In diesem Jahr flogen die Grünen sowohl in Berlin als auch in Hessen aus der Landesregierung. Wie würden Sie den Zustand der Grünen aktuell beschreiben?    
Appuhn: Also in Hessen ging es ja nicht so sehr um die Grünen, sondern darum, dass die SPD sich der CDU angebiedert hat, insbesondere in der Migrationspolitik. Insgesamt sehen wir gerade mit Sorge, dass keine Partei sich ernsthaft um die großen Gerechtigkeitsfragen kümmert. Diese Lücke muss jetzt dringend gefüllt werden. Wir denken, dass das der Weg in die gesellschaftliche Mitte für die Grünen sein muss: Sich um die Nöte der Menschen zu kümmern, ohne diese gegeneinander auszuspielen. 

Quasi nicht “grün pur” sondern “sozial-ökologisch pur”.  
Stolla: Ja, das darf kein Entweder-Oder sein: Klimaschutz kann nur funktionieren, wenn er sozial ist. Das sagen zwar auch die Grünen, aber es wird in ihrem Regierungshandeln nicht genug deutlich. Wenn Klimaschutz nur negative Einschränkungen für Menschen bedeutet, setzt man gesellschaftliche Mehrheiten für Klimaschutz aufs Spiel.

Berlin und Hessen könnten Vorzeichen dafür sein, dass den Grünen die Koalitionsoptionen ausgehen. CDU-Chef Friedrich Merz sieht sie als Hauptfeind, der FDP-Generalsekretär Bijan Djir-Sarai nannte sie ein “Sicherheitsrisiko”. Warum werden die Grünen so gehasst?  
Appuhn: Ich würde darauf antworten: Die FDP ist ein finanzpolitisches Sicherheitsrisiko für unsere Demokratie. Deren anvisierte Sparpolitik würde zu Armut und Perspektivlosigkeit führen, die die Demokratie nachgewiesenermaßen gefährdet.    

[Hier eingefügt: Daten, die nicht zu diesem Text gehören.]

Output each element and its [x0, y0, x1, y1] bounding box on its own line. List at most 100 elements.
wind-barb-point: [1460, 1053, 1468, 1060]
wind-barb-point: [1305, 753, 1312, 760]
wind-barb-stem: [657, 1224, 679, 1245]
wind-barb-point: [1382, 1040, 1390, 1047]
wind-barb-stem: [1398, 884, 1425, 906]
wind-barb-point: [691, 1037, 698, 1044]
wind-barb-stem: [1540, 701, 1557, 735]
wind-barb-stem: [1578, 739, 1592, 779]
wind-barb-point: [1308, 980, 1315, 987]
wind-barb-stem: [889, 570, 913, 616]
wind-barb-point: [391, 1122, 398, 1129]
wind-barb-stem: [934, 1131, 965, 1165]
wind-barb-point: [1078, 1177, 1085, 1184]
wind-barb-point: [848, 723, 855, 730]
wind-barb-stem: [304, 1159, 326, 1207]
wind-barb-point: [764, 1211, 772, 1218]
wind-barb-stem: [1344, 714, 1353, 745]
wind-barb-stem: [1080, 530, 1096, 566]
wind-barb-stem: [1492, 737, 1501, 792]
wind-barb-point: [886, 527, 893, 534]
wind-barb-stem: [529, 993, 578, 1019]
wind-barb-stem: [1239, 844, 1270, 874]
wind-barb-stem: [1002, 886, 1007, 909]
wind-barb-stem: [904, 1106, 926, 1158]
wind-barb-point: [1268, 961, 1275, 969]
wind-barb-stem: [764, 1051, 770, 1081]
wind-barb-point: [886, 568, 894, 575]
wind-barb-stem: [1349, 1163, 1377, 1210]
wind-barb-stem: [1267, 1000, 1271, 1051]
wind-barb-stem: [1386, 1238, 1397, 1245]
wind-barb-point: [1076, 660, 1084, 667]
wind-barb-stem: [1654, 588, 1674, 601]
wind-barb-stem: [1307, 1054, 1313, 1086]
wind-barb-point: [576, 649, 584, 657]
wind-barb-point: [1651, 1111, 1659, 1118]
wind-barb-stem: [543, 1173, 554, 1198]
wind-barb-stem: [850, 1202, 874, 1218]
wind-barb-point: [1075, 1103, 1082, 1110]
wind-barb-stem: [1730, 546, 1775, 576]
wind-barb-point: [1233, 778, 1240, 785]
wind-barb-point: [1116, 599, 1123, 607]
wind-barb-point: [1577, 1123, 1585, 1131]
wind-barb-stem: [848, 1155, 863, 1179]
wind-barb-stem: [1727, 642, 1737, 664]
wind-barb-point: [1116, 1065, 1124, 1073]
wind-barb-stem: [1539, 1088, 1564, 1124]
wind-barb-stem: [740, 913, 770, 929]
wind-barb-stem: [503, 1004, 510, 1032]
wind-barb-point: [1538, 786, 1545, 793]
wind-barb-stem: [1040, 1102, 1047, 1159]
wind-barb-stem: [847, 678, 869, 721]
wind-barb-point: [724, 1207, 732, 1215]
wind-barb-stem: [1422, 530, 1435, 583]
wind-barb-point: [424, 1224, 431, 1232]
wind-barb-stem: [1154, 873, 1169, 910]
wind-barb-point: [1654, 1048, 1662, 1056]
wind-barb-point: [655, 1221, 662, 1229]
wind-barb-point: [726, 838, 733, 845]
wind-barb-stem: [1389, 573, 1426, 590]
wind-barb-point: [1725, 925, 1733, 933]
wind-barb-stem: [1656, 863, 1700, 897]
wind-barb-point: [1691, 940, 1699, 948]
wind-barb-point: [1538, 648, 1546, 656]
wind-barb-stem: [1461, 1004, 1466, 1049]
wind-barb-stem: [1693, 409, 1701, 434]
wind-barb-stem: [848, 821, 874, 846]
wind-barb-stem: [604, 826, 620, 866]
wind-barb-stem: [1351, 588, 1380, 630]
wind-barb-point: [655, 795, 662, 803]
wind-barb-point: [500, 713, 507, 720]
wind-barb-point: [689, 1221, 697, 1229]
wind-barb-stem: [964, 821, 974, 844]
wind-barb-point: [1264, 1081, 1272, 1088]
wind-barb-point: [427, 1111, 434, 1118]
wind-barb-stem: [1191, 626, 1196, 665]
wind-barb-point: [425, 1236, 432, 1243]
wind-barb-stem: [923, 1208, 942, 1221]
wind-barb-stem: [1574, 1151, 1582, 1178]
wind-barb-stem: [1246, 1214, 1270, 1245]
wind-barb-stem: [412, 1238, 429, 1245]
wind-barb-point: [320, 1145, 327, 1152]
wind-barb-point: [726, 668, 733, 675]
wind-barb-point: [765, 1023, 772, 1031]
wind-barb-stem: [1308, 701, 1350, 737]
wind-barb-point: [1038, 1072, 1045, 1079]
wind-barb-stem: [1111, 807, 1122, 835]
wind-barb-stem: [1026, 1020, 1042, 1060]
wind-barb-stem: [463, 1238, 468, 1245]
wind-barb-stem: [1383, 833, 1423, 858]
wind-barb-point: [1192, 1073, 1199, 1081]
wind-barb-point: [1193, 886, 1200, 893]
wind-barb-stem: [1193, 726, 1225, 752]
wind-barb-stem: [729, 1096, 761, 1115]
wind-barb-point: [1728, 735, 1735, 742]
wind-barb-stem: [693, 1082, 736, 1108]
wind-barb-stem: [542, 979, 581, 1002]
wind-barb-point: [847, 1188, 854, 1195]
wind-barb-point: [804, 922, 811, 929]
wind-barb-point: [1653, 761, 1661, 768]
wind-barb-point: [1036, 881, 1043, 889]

Stolla: Ehrlich gesagt sind Koalitionsoptionen gerade nicht die größte Sorge der Menschen – das sind eher die Mietpreise und Abstiegsängste. Der Hass, der den Grünen gerade entgegenschlägt, ist auch eine Projektion davon, dass viele Menschen verunsichert sind und die Erfahrung gemacht haben, dass Krisen und Veränderungen immer auf ihrem Rücken ausgetragen werden. Deshalb braucht es eine Politik, die den Menschen soziale und wirtschaftliche Sicherheit gibt und Menschen die Erfahrung machen lässt, dass Veränderung zu ihren Gunsten stattfinden kann.

Frau Stolla, nehmen wir an, Sie treffen auf dem Parteitag zufällig auf Wirtschaftsminister Robert Habeck, was würden Sie ihm sagen?  
Stolla: Ich würde ihm sagen, dass wir eine Politik brauchen, die sich ernsthaft um soziale Belange kümmert. Aber es ist nicht damit getan, Appelle an Politiker zu richten. Sondern wir wollen Druck aufbauen, den die Regierung nicht mehr ignorieren kann. Wir gehen auf die Straße, wir organisieren den Protest. 

Und Frau Appuhn, wenn Sie heute zufällig auf Finanzminister Christian Lindner von der FDP treffen würden, was würden Sie ihm sagen?  
Appuhn: Ich kenne den guten Mann ja ehrlicherweise noch nicht so gut, deshalb würde ich es wohl etwas förmlicher formulieren. Aber die Botschaft wäre: Chrissi, mach Geld locker.